Throwing books

I threw a book I was reading on the floor in disgust the other night. This is rare for me. I covet books like Murdoch covets media power. But, like one of those vain, good-looking boyfriends, this one kept promising in one breath and disappointing the next, and I just couldn’t stand it any more.

I won’t mention it by name because I’m not entirely sure it’s flaws were the author’s fault. Suffice to say – it’s a newish release, an American author, first published in the US and now in Australia by a well known publishing house (that shall remain nameless).

It’s a commercial genre, one I don’t usually read, a derivative of the popular vampire/paranormal that is so ‘the thing’ at the moment. I decided to read it because it promised an interesting story, true to the myths, but told from a fresh point of view. And it came well recommended.

So I delved and within a few pages found myself intrigued. It pulled me in, that is until the conclusion of a dramatic and traumatic opening scene, when the character walked away apparently unaffected by their traumatic experience.

At this point I started to ask a few questions, I was sceptical but persisted in good faith.

80 pages in and the character is well established as conservative, proper, straight-laced. I can visualise them clearly, have a sense of who they are and why they are. Yet when they witness a frightening event, they react in a way I wouldn’t have expected. This interests me, as the author has already painted this character in a particular light. I think I have a clear view of them and their response to this situation isn’t in keeping with it.

So I keep reading.

20 pages later we hit the first major turning point – an interaction between the main character and the paranormal creature stalking them. The setting, the circumstance, the atmosphere of the interaction all hit perfect tone. It’s creepy. The way the character finds themselves outside in the middle of the night is believable. Tension is building. I read on hungrily to find out what might happen .

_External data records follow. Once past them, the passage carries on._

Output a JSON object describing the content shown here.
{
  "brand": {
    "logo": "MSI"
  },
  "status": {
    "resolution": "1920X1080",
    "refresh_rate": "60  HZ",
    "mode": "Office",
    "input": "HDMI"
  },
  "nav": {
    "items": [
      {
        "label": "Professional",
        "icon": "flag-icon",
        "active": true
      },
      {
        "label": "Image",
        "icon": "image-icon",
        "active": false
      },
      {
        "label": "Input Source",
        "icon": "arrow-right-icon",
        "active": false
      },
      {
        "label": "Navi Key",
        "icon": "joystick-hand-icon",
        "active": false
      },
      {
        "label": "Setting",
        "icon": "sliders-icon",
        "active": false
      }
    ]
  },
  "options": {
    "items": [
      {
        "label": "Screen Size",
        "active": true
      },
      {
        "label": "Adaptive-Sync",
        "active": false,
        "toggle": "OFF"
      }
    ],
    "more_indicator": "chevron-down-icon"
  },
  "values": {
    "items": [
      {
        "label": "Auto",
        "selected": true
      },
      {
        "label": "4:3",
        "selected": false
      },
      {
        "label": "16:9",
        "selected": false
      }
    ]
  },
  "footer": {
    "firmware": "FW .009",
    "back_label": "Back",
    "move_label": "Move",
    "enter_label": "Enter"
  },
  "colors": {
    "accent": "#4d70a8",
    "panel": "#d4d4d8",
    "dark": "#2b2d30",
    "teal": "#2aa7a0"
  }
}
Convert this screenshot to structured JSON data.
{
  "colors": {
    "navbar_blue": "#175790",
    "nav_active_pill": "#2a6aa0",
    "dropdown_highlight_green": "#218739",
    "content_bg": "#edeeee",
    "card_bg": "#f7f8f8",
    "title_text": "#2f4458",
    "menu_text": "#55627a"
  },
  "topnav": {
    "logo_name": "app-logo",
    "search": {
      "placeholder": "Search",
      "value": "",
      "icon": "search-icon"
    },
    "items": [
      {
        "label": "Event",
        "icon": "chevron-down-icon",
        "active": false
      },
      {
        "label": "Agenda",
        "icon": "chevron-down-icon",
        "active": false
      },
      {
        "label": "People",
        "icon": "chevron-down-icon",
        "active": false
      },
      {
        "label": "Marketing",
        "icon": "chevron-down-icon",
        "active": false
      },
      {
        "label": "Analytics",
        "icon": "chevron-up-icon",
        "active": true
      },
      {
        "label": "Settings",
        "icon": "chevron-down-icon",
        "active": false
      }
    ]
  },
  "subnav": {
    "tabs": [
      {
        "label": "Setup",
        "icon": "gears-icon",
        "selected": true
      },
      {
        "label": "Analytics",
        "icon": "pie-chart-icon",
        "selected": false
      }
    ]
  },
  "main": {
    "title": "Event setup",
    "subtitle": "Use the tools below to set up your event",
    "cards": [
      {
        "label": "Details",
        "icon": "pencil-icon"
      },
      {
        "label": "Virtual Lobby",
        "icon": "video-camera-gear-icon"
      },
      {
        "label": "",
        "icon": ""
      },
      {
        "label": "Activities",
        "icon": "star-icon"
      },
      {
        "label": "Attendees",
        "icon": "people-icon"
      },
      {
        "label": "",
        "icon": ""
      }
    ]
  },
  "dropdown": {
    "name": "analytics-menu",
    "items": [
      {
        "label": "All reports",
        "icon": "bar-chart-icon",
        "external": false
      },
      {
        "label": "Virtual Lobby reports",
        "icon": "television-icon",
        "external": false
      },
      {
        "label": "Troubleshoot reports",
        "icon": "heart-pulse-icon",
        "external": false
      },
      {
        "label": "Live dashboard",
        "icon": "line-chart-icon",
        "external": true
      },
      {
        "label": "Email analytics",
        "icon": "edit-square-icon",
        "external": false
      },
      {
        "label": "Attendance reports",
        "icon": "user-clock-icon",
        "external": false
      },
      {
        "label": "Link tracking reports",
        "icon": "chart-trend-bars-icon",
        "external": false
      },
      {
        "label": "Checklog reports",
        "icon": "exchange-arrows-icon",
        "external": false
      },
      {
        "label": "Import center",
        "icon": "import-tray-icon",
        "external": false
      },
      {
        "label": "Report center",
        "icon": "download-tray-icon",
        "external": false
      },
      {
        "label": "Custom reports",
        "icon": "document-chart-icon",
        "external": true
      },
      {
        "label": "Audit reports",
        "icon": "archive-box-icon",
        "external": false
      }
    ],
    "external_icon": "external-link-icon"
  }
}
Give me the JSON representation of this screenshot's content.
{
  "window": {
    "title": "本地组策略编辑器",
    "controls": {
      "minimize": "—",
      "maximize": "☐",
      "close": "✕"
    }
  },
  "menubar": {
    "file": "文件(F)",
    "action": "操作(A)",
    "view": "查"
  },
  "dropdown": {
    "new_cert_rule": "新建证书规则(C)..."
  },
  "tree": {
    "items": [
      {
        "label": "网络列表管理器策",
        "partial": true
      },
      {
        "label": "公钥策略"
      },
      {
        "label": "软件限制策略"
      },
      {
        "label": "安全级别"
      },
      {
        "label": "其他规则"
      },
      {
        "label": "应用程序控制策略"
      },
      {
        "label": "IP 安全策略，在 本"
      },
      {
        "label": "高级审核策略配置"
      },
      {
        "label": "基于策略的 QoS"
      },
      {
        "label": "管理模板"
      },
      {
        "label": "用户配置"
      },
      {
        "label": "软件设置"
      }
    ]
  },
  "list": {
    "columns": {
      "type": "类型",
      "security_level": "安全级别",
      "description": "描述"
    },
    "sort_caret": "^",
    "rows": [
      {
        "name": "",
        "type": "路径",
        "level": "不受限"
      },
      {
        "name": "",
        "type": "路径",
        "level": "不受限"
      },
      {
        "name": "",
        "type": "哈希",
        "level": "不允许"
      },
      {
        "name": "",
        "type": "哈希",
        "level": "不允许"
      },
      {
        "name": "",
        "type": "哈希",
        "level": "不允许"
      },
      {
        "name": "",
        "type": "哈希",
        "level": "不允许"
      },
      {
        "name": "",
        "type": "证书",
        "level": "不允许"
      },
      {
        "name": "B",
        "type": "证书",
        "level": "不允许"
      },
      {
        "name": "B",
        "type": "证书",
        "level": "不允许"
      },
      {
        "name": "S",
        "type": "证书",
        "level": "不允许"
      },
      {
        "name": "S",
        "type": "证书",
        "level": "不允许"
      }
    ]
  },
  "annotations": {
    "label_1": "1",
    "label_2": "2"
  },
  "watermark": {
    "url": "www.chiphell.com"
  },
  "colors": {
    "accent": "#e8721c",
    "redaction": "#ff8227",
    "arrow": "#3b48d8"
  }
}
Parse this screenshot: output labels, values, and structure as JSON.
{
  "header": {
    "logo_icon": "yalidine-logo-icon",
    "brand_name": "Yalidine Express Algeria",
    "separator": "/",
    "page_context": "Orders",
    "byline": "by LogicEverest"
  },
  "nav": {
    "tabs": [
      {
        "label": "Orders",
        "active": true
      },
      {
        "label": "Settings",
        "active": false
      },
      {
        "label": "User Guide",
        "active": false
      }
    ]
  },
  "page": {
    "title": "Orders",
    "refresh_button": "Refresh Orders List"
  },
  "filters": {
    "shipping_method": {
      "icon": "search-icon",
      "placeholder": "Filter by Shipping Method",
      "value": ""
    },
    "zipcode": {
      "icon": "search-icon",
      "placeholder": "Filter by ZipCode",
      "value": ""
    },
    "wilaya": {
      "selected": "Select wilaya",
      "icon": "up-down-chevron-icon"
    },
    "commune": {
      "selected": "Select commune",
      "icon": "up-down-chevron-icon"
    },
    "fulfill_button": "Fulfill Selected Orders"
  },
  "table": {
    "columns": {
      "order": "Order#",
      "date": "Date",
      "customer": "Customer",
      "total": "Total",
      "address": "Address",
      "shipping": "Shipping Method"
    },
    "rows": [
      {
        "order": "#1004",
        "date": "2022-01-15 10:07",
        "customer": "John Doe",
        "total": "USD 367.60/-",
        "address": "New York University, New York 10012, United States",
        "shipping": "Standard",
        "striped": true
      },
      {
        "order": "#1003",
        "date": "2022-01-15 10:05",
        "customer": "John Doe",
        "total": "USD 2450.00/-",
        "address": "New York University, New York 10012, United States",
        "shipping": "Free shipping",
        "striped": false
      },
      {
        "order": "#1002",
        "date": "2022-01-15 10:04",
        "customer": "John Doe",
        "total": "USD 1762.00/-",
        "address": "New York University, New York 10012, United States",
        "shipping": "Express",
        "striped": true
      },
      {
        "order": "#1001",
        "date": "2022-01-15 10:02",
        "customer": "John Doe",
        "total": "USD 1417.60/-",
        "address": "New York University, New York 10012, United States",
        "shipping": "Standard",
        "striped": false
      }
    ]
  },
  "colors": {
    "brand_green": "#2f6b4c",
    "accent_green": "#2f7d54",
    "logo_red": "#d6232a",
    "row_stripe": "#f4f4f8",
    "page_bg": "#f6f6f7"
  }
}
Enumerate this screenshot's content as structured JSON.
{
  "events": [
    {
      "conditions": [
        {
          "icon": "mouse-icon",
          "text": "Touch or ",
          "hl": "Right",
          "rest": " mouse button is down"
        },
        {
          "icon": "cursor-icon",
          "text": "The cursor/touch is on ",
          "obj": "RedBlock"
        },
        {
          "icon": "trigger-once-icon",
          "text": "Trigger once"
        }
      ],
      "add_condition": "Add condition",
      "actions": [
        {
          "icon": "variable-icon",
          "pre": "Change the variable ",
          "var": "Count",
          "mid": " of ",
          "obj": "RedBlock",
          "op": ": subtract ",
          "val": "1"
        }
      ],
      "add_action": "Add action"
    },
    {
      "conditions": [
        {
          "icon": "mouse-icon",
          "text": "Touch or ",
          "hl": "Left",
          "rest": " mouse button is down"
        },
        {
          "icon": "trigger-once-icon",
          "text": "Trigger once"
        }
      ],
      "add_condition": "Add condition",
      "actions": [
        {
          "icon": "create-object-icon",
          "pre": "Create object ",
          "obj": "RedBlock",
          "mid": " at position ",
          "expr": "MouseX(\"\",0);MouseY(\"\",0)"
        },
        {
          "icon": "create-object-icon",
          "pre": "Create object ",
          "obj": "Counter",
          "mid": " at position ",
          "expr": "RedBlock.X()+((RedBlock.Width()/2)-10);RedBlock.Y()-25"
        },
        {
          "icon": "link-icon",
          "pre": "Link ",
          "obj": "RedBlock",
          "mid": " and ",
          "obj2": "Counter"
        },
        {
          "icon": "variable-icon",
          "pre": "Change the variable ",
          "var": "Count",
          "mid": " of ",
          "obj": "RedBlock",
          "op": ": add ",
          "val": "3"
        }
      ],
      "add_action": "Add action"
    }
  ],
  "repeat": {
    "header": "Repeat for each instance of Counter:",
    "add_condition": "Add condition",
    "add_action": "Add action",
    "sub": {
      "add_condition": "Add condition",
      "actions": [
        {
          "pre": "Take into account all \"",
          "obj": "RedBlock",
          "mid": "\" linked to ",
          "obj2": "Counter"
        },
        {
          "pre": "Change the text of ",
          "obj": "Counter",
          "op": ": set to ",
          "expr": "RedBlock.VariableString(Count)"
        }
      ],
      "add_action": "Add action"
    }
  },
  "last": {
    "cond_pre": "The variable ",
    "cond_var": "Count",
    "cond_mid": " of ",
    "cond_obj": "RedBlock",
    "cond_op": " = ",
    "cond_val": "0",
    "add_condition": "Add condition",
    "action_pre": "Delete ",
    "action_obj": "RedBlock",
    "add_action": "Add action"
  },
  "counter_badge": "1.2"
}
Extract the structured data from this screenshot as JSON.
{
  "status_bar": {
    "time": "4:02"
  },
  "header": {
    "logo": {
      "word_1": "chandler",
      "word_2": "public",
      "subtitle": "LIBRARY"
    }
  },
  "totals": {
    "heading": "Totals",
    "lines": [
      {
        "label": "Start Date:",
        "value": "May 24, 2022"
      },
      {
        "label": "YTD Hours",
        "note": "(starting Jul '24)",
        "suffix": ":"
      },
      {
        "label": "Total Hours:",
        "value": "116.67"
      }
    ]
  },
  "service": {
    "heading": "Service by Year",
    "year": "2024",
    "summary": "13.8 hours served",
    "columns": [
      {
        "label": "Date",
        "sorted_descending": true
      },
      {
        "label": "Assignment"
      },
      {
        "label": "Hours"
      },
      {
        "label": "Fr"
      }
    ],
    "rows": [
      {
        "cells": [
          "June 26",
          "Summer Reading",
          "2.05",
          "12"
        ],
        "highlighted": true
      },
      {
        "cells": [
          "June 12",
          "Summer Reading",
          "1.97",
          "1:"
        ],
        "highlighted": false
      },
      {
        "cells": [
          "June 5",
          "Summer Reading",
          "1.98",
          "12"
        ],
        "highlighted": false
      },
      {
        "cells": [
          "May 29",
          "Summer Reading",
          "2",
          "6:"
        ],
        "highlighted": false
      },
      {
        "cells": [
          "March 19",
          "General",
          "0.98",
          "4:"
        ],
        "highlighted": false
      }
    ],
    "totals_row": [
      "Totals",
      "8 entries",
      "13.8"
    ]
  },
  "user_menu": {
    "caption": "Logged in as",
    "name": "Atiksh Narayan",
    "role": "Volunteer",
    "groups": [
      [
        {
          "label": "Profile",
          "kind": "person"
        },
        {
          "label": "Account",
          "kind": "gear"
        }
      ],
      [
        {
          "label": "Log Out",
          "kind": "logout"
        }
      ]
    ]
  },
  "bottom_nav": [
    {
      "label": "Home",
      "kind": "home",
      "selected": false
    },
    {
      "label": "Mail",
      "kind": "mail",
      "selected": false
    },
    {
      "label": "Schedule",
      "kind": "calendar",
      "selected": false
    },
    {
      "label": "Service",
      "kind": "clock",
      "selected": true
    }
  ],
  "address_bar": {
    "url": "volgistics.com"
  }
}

Then the character has an opportunity to escape the eerie place they’re in and seek refuge, but they don’t – and for no clear reason. The character begins to KNOWINGLY behave recklessly, impulsively and in contradiction to their background the author has painstakingly set up.

Now I’m confused. I’ve already suspended a bit of belief and I’m wondering what this book is going to expect of me if I continue with it. I’m questioning the integrity of the character.

I decide to go with it, in hope, and I do. But it doesn’t stop there. The character continues to move away from what is normal behaviour for them and I don’t understand why.

By this time I’m getting annoyed and wondering if the author/publisher is playing games with me. But I persevere.

The final straw comes when the character speaks to their tormentor. This is going to sound petty, so I should mention that this story is set in a time when spoken english was very formal. For the most part the dialogue is believable until the character uses a contemporary American phrase that is completely out of place. It stops me dead, because there is no way that character in that time would use those words in that particular way. No way. I’m thrown out of the story completely and thoroughly disappointed. The character, once alive and vibrant in my minds eye, shatters.

How many people, I wonder, read this book before it went to print? Editors, publishers, copy editors, aside from the writer (who has a number of other books under their belt, none of which I will attempt to read now). How did this minor but glaring detail get missed? Was it rushed? An oversight? Or just plain couldn’t care less, because, hell, this audience doesn’t need quality in their story?

I’m not purporting to be an expert in writing, but I know my reading, and I know when I’m reading something that has been carelessly or poorly edited because I give up on it after one too many details just don’t gel.

If this were my book I’d be furious with my publishing team and myself for allowing a great story and interesting character to be undermined by fundamental and fixable problems in the manuscript. And as a reader I’m furious with both the publishing team and the author for assuming that the audience for this book has a low bar when it comes to the quality of the story telling.

All audiences deserve a well told story. This is the third book I’ve dropped in 12 months because of poor editing. Worthwhile stories are being wasted because they are pushed out too quickly or their obvious flaws not attended to with care.

I get the sense that sometimes commercial fiction audiences are treated with cynicism by the publishing world. These readers are often treated as if they don’t have the time or intelligence to notice a character that has lost integrity or that something in a scene is out of keeping with its setting. These readers are expected to be unaware of or not notice or ignore the fundamentals of written story telling. It’s insulting. A well told story has some basic requirements – consistent character, settings, integrity of plot – no matter whether it’s a Mills & Boon romance, sci-fi fantasy or literary meditation. Crack the fundamentals and the story loses integrity, no matter how good the story is.